I am not assuming any of the people I’ve dealt with in my volunteer work would have a problem with any of that, and would necessarily treat me any differently for any of those reasons. But if I’m wondering whether being open about my own life would impact how they treat me, it would be foolish and naive to assume that people who are part of these marginalized groups always get the same warm reception to their volunteer efforts that I’ve had. And it would be highly unlikely that biases which make it harder for people to get paying jobs have no effect on how they are treated when they do volunteer work.
And so, I have decided that just doing this volunteer work isn't enough. If I’m going to embrace this activity as a way to improve my mental health, and advocate for others in my situation doing volunteer work, I have to work to understand how intersectionality and biases effect those outcomes and experiences. I’m not sure yet how best to accomplish that. A survey or poll seems feasible, but I don’t just want pre-formulated answers which can end-up confirming my biases by their lack of context. I want to hear people’s stories, and (with their permissions of course) share them.
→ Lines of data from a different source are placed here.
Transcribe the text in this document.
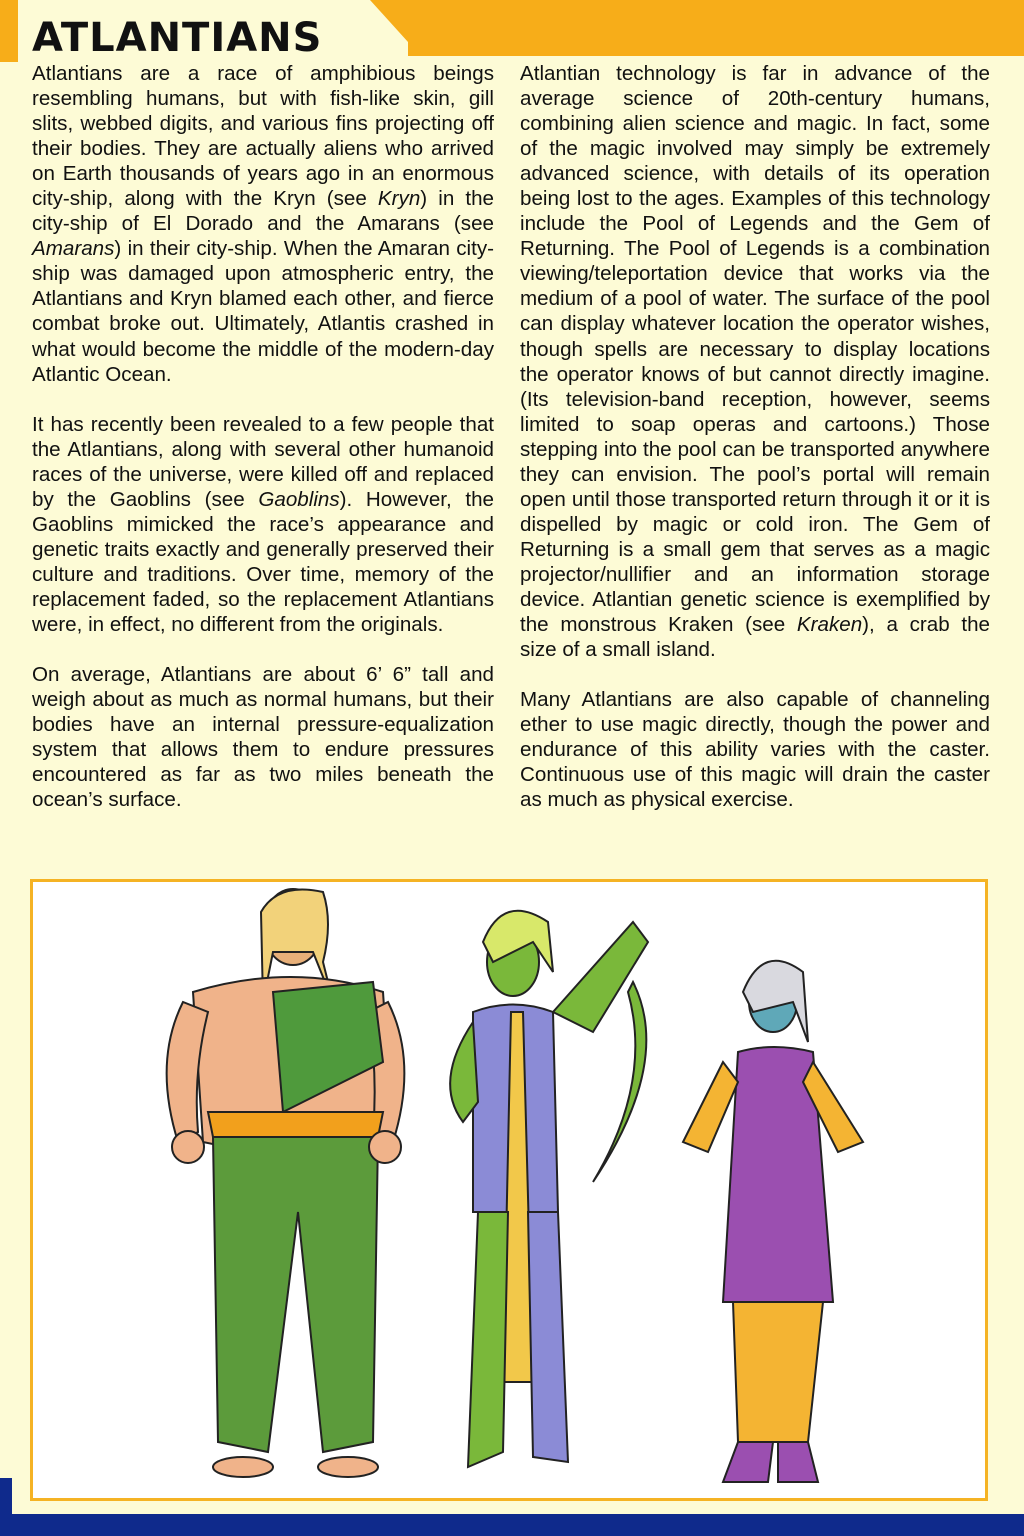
ATLANTIANS

Atlantians are a race of amphibious beings resembling humans, but with fish-like skin, gill slits, webbed digits, and various fins projecting off their bodies. They are actually aliens who arrived on Earth thousands of years ago in an enormous city-ship, along with the Kryn (see Kryn) in the city-ship of El Dorado and the Amarans (see Amarans) in their city-ship. When the Amaran city-ship was damaged upon atmospheric entry, the Atlantians and Kryn blamed each other, and fierce combat broke out. Ultimately, Atlantis crashed in what would become the middle of the modern-day Atlantic Ocean.

It has recently been revealed to a few people that the Atlantians, along with several other humanoid races of the universe, were killed off and replaced by the Gaoblins (see Gaoblins). However, the Gaoblins mimicked the race’s appearance and genetic traits exactly and generally preserved their culture and traditions. Over time, memory of the replacement faded, so the replacement Atlantians were, in effect, no different from the originals.

On average, Atlantians are about 6’ 6” tall and weigh about as much as normal humans, but their bodies have an internal pressure-equalization system that allows them to endure pressures encountered as far as two miles beneath the ocean’s surface.

Atlantian technology is far in advance of the average science of 20th-century humans, combining alien science and magic. In fact, some of the magic involved may simply be extremely advanced science, with details of its operation being lost to the ages. Examples of this technology include the Pool of Legends and the Gem of Returning. The Pool of Legends is a combination viewing/teleportation device that works via the medium of a pool of water. The surface of the pool can display whatever location the operator wishes, though spells are necessary to display locations the operator knows of but cannot directly imagine. (Its television-band reception, however, seems limited to soap operas and cartoons.) Those stepping into the pool can be transported anywhere they can envision. The pool’s portal will remain open until those transported return through it or it is dispelled by magic or cold iron. The Gem of Returning is a small gem that serves as a magic projector/nullifier and an information storage device. Atlantian genetic science is exemplified by the monstrous Kraken (see Kraken), a crab the size of a small island.

Many Atlantians are also capable of channeling ether to use magic directly, though the power and endurance of this ability varies with the caster. Continuous use of this magic will drain the caster as much as physical exercise.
I don’t just want to encourage people to do volunteer work, but to encourage organizations to put aside any biases they have and treat their volunteers with the same levels of respect and appreciation, regardless of their background, profession, sexual identity, race/ethnicity, orientation, disability, etc.
For starters, if you have a story of doing volunteer work that you’d like to share, regardless of whether it was a positive or negative experience, please email me at kat @ femmeappeal.me.
And thanks to @EdenAlexander_, for reminding me that what makes me feel more useful to the world, is remembering that my experiences are not universal, and its only through vigilant intersectionality that we can understand how our lived-experiences compare to the experiences of others.